North Carolina Hammers Back: You Can’t Touch This Law

Apr 19, 2016 by

by Tony Perkins, FRC:

It’s amazing with technology like ours that people still refuse to take a few minutes to read for themselves a bill like North Carolina’s. With the facts just a click away, there’s no excuse for the liberal media to continue misrepresenting H.B. 2. Yet that’s exactly what they’re doing — almost a month after Governor Pat McCrory (R-N.C.) signed the bill into law. Unfortunately, the truth about the measure — that it gives businesses the freedom to set their own bathroom policies — doesn’t fit the Left’s narrative. So they ignore it.

Just yesterday on NBC’s “Meet the Press,” Chuck Todd took his interview with McCrory down a familiar path, distorting the most basic aspects of the law. “Does it bother you,” Todd said at one point, “that basically North Carolina and Mississippi is the only other state to side with you on this?” For starters, McCrory stopped him, Mississippi passed a religious liberty law — not a privacy measure. Secondly, he fired back, a lot more states agree with North Carolina than don’t. “This is not just a North Carolina debate. This is a national debate that’s just come on in literally the last three months… We have 29 states that also don’t have this type of mandate on private business, including the state of New York [one of its most vocal opponents].”

Still, Todd argued, what the legislature did in overturning Charlotte’s ordinance was an overreach. If anyone is overreaching, McCrory pointed out, it’s the people who think the government should force companies to adopt their confused ideas of gender and sexuality. CEOs are free to do that on their own — but, the governor said firmly, “It’s not government’s business to tell the private sector what their bathroom, locker room, or shower practices should be.
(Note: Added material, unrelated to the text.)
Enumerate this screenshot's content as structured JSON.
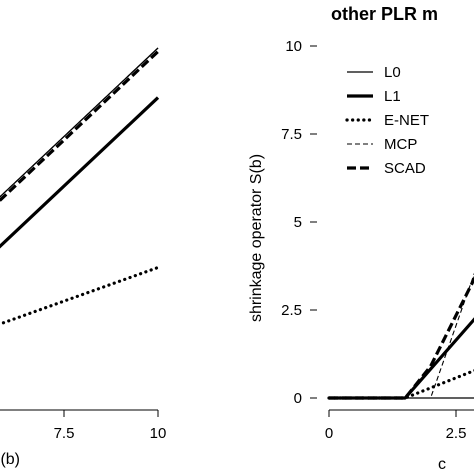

Not only the private business, but also the YMCA and other nonprofit organizations… I don’t think the government ought to be the H.R. director for every business, whether it be in Charlotte or whether it be in Greensboro or whether it be in Boone, North Carolina.”

As the mayor of Charlotte for 14 years, McCrory knows where voters side on this issue — and it isn’t with cultural bullies. In a strong rebuttal to the Washington Post, the governor explained that the same activists beating up North Carolina in the press are conveniently ignoring their own hypocrisy. “[T]he Human Rights Campaign has led a coordinated assault and smear campaign. This national special-interest group, which is funded by anonymous donors, is attempting to bully companies, entertainers, and anyone else who disagrees with its agenda. Our state is unfairly being used as its political pawn. However, the HRC remains silent while the same individuals and organizations sell their products, make their products or take entertainment dollars from countries like China, Cuba, Russia, Saudi Arabia, and Singapore — countries with deplorable human rights records, especially toward the gay and lesbian community.”